From the outset, his meteoric career defied all odds, and accelerated his utter destruction on all fronts.

From the outset, the seeds of addiction were sown in his dysfunctional upbringing and a borrowed fistful of his mother's diet pills, then a handful of Dexedrine tablets in the Army, then the live performer's night-is-day Draculian lifestyle, and finally pills by the literal gallon from an array of "feel-good" doctors.

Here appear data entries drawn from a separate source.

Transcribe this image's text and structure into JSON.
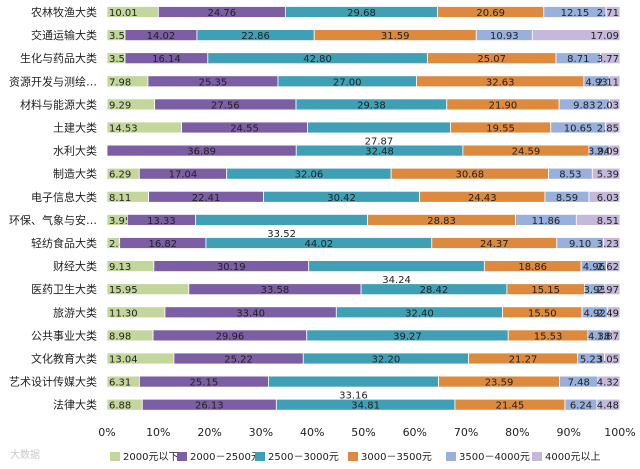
{
  "chart_data": {
    "type": "bar",
    "orientation": "horizontal",
    "stacked": "percent",
    "categories": [
      "农林牧渔大类",
      "交通运输大类",
      "生化与药品大类",
      "资源开发与测绘…",
      "材料与能源大类",
      "土建大类",
      "水利大类",
      "制造大类",
      "电子信息大类",
      "环保、气象与安…",
      "轻纺食品大类",
      "财经大类",
      "医药卫生大类",
      "旅游大类",
      "公共事业大类",
      "文化教育大类",
      "艺术设计传媒大类",
      "法律大类"
    ],
    "series": [
      {
        "name": "2000元以下",
        "color": "#c3d69b",
        "values": [
          10.01,
          3.51,
          3.51,
          7.98,
          9.29,
          14.53,
          0.0,
          6.29,
          8.11,
          3.95,
          2.47,
          9.13,
          15.95,
          11.3,
          8.98,
          13.04,
          6.31,
          6.88
        ]
      },
      {
        "name": "2000－2500元",
        "color": "#7b5ea3",
        "values": [
          24.76,
          14.02,
          16.14,
          25.35,
          27.56,
          24.55,
          36.89,
          17.04,
          22.41,
          13.33,
          16.82,
          30.19,
          33.58,
          33.4,
          29.96,
          25.22,
          25.15,
          26.13
        ]
      },
      {
        "name": "2500－3000元",
        "color": "#3fa0b5",
        "values": [
          29.68,
          22.86,
          42.8,
          27.0,
          29.38,
          27.87,
          32.48,
          32.06,
          30.42,
          33.52,
          44.02,
          34.24,
          28.42,
          32.4,
          39.27,
          32.2,
          33.16,
          34.81
        ]
      },
      {
        "name": "3000－3500元",
        "color": "#de8a3e",
        "values": [
          20.69,
          31.59,
          25.07,
          32.63,
          21.9,
          19.55,
          24.59,
          30.68,
          24.43,
          28.83,
          24.37,
          18.86,
          15.15,
          15.5,
          15.53,
          21.27,
          23.59,
          21.45
        ]
      },
      {
        "name": "3500－4000元",
        "color": "#99b0dc",
        "values": [
          12.15,
          10.93,
          8.71,
          4.93,
          9.83,
          10.65,
          3.94,
          8.53,
          8.59,
          11.86,
          9.1,
          4.96,
          3.93,
          4.92,
          4.38,
          5.23,
          7.48,
          6.24
        ]
      },
      {
        "name": "4000元以上",
        "color": "#c6b8da",
        "values": [
          2.71,
          17.09,
          3.77,
          2.11,
          2.03,
          2.85,
          2.09,
          5.39,
          6.03,
          8.51,
          3.23,
          2.62,
          2.97,
          2.49,
          1.87,
          3.05,
          4.32,
          4.48
        ]
      }
    ],
    "value_labels": [
      [
        "10.01",
        "24.76",
        "29.68",
        "20.69",
        "12.15",
        "2.71"
      ],
      [
        "3.51",
        "14.02",
        "22.86",
        "31.59",
        "10.93",
        "17.09"
      ],
      [
        "3.51",
        "16.14",
        "42.80",
        "25.07",
        "8.71",
        "3.77"
      ],
      [
        "7.98",
        "25.35",
        "27.00",
        "32.63",
        "4.93",
        "2.11"
      ],
      [
        "9.29",
        "27.56",
        "29.38",
        "21.90",
        "9.83",
        "2.03"
      ],
      [
        "14.53",
        "24.55",
        "27.87",
        "19.55",
        "10.65",
        "2.85"
      ],
      [
        "0.00",
        "36.89",
        "32.48",
        "24.59",
        "3.94",
        "2.09"
      ],
      [
        "6.29",
        "17.04",
        "32.06",
        "30.68",
        "8.53",
        "5.39"
      ],
      [
        "8.11",
        "22.41",
        "30.42",
        "24.43",
        "8.59",
        "6.03"
      ],
      [
        "3.95",
        "13.33",
        "33.52",
        "28.83",
        "11.86",
        "8.51"
      ],
      [
        "2.47",
        "16.82",
        "44.02",
        "24.37",
        "9.10",
        "3.23"
      ],
      [
        "9.13",
        "30.19",
        "34.24",
        "18.86",
        "4.96",
        "2.62"
      ],
      [
        "15.95",
        "33.58",
        "28.42",
        "15.15",
        "3.93",
        "2.97"
      ],
      [
        "11.30",
        "33.40",
        "32.40",
        "15.50",
        "4.92",
        "2.49"
      ],
      [
        "8.98",
        "29.96",
        "39.27",
        "15.53",
        "4.38",
        "1.87"
      ],
      [
        "13.04",
        "25.22",
        "32.20",
        "21.27",
        "5.23",
        "3.05"
      ],
      [
        "6.31",
        "25.15",
        "33.16",
        "23.59",
        "7.48",
        "4.32"
      ],
      [
        "6.88",
        "26.13",
        "34.81",
        "21.45",
        "6.24",
        "4.48"
      ]
    ],
    "x_ticks": [
      "0%",
      "10%",
      "20%",
      "30%",
      "40%",
      "50%",
      "60%",
      "70%",
      "80%",
      "90%",
      "100%"
    ],
    "xlim": [
      0,
      100
    ],
    "grid": false,
    "legend_position": "bottom"
  },
  "watermark": "大数据"
}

In his early twenties, death would separate him from his adored mother Gladys, leaving in her place Colonel Tom Parker, the controlling personal manager and ex-carnival hustler who would indenture his young property into servitude in low-grade films, confine him to songs that enriched the pockets but not the soul, and finally send him sick and sick at heart into years of relentless touring, all to underwrite the Colonel's elephantine ego and eventual million-dollar gambling debts.

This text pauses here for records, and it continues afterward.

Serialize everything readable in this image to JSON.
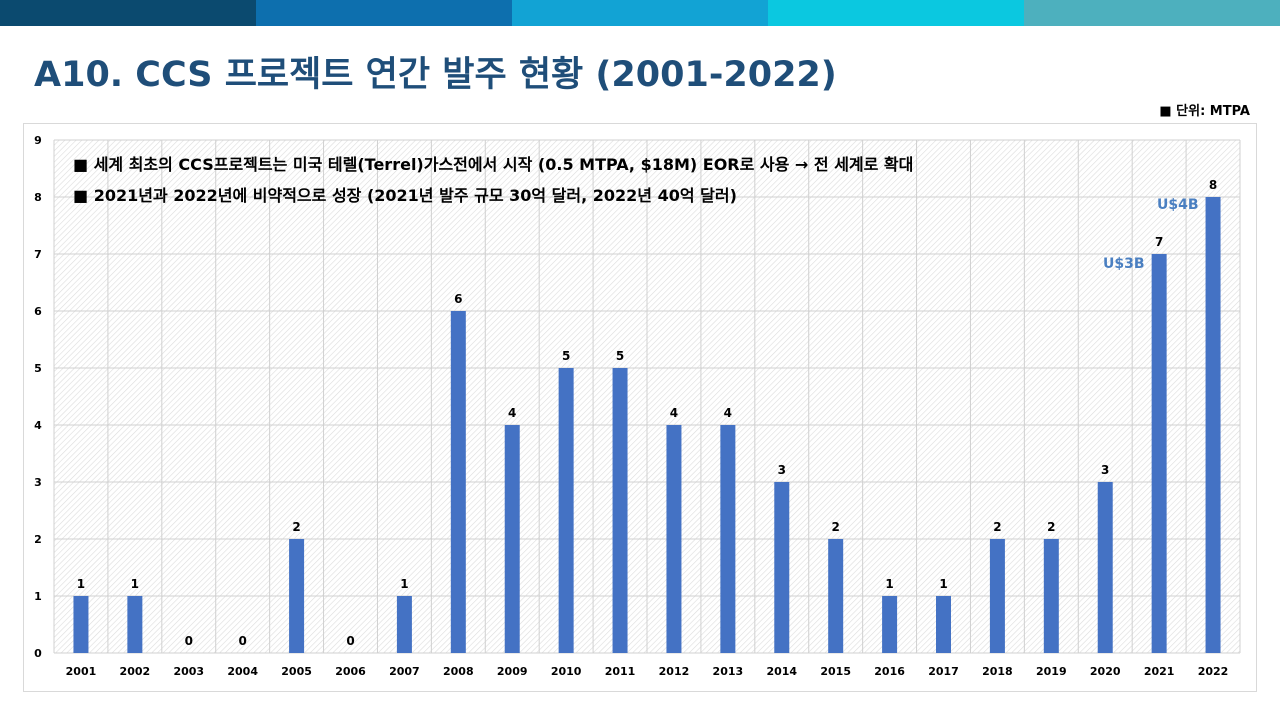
{
  "header": {
    "title": "A10. CCS 프로젝트 연간 발주 현황 (2001-2022)",
    "unit": "■ 단위: MTPA",
    "bar_colors": [
      "#0b4a6f",
      "#0d6fae",
      "#12a3d4",
      "#0bc8e0",
      "#4db0be"
    ]
  },
  "notes": [
    "■ 세계 최초의 CCS프로젝트는 미국 테렐(Terrel)가스전에서 시작 (0.5 MTPA, $18M) EOR로 사용 → 전 세계로 확대",
    "■ 2021년과 2022년에 비약적으로 성장 (2021년 발주 규모 30억 달러, 2022년 40억 달러)"
  ],
  "annotations": [
    {
      "text": "U$3B",
      "category": "2021"
    },
    {
      "text": "U$4B",
      "category": "2022"
    }
  ],
  "chart_data": {
    "type": "bar",
    "title": "",
    "xlabel": "",
    "ylabel": "",
    "categories": [
      "2001",
      "2002",
      "2003",
      "2004",
      "2005",
      "2006",
      "2007",
      "2008",
      "2009",
      "2010",
      "2011",
      "2012",
      "2013",
      "2014",
      "2015",
      "2016",
      "2017",
      "2018",
      "2019",
      "2020",
      "2021",
      "2022"
    ],
    "values": [
      1,
      1,
      0,
      0,
      2,
      0,
      1,
      6,
      4,
      5,
      5,
      4,
      4,
      3,
      2,
      1,
      1,
      2,
      2,
      3,
      7,
      8
    ],
    "ylim": [
      0,
      9
    ],
    "yticks": [
      0,
      1,
      2,
      3,
      4,
      5,
      6,
      7,
      8,
      9
    ],
    "grid": true,
    "bar_color": "#4472c4",
    "data_labels": true
  }
}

His performing career became a manic-depressive's endurance contest as his obsessive personality dove into toys, girls, and pills in the face of boredom and fatigue. The Colonel quashed all attempts by him and others to revitalize his career. After the entertainer's death, estate lawyers would strip Parker of control, but the estate didn't have the deep pockets to reclaim millions from a manager who shamelessly took the lion's share of his financially unsophisticated sole client's enormous income.

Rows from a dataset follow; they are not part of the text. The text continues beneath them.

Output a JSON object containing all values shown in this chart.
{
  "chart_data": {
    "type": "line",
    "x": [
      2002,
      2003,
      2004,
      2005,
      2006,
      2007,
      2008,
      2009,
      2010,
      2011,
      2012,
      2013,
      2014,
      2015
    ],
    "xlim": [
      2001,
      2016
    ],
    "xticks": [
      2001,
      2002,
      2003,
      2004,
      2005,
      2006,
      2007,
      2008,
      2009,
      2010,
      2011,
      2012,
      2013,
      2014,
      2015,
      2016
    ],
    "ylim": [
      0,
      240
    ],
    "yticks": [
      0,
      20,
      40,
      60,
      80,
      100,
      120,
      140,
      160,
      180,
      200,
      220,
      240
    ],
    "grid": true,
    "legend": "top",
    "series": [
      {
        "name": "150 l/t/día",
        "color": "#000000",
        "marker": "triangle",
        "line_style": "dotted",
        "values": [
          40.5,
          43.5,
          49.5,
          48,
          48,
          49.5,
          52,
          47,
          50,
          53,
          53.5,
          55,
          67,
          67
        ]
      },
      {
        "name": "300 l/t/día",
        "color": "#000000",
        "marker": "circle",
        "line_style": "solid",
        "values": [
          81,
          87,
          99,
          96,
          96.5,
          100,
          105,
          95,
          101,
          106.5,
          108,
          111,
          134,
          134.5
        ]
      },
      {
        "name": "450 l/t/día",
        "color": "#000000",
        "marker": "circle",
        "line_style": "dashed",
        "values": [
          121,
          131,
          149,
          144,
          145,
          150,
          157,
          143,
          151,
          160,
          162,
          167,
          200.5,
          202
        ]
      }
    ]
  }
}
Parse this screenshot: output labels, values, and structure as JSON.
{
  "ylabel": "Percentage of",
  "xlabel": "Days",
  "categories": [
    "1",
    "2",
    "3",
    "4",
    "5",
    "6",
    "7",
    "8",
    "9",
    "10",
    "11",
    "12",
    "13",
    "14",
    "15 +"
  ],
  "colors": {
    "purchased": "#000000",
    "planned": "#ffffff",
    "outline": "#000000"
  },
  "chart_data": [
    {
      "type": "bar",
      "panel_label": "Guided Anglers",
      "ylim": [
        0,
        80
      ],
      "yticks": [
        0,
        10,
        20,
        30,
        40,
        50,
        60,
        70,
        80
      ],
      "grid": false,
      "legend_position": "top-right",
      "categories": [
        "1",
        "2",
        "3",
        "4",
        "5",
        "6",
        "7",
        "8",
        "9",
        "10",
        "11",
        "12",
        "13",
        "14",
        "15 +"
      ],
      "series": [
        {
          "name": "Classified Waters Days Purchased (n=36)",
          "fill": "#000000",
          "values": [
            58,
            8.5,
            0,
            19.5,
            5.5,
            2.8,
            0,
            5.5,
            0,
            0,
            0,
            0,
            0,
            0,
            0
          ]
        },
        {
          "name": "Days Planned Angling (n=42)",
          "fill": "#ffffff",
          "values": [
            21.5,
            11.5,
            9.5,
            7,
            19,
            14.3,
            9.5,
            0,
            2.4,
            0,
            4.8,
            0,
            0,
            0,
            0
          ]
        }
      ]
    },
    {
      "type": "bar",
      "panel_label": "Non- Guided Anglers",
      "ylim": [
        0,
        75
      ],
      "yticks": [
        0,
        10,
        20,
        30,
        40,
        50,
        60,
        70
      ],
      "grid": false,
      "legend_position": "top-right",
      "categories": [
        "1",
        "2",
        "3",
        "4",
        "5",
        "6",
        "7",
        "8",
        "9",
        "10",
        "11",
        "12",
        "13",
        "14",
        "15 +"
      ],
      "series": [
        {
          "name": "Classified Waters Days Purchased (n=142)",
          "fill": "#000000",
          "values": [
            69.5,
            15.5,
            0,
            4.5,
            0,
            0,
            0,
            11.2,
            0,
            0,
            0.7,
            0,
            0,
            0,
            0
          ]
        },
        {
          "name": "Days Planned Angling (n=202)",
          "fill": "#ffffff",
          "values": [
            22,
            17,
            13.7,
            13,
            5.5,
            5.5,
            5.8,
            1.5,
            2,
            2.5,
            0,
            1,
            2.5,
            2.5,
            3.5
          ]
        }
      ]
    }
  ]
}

Dogged by Parker's soulless management, drugged by the side-effects of fame and prescribed uppers and downers, pursued and isolated by fans, he became an egocentric monster who indulged in spasms of compulsive generosity and grandiose mysticism behind a protective circle of flunkies and thugs, within a rotating harem of dozens of young, pliable women from whom he craved cuddles rather than sex.

By many accounts, he was the most charismatic performer ever to take the stage, a singer whose moves to the music mesmerized his audiences into an orgasmic love feast. By all accounts, during the last two of his forty-two years on earth, he was a dead man walking, self-medicated into a stumbling parody of himself, lost in a self-destructive stupor.

Finally, shortly after three of his once-loyal inner cir¬cle published a tell-all book revealing his eccentricities and drug abuse, enter ignominious death. He was found dead in 1977, age forty-two, in his bathroom, autopsied (drug abuse was denied as a cause of death then), and buried in Cadillac state amid a fan outpouring of hysterical grief.

He left everything to his only daughter, but on his father's death two years later, his ex-wife became executor and tried to redeem the careless losses of the past with post-mortem merchandising. Under her management team, the home he'd bought in the first fever of success, Graceland in Memphis, Tennessee, became a mélange of unofficial national monument, tourist Mecca, and shrine that attracted fans from all over the world. Disneyland for a dead rock star.

His fans never deserted him. His genuine talent, charisma, and generosity outweighed his tragic flaws. The contradictions he embodied in larger-than-life fashion are the common mysteries of life, death, and human personality, but to conventional society, he had always been a threat and a joke, from his rural rocker beginnings to his overblown Las Vegas lounge-act end. Big names in music like Bob Dylan and John Lennon had always credited him for the birth of rock 'n' roll even while many black musical artists accused him of co-opting their mu- sical thunder. Now revisionist rock history has enhanced his performing reputation. A video and book industry memorializes him to this day, for good or ill. Supermarket tabloids report people sighting him here and there. His songs have sold millions and millions and continue to sell.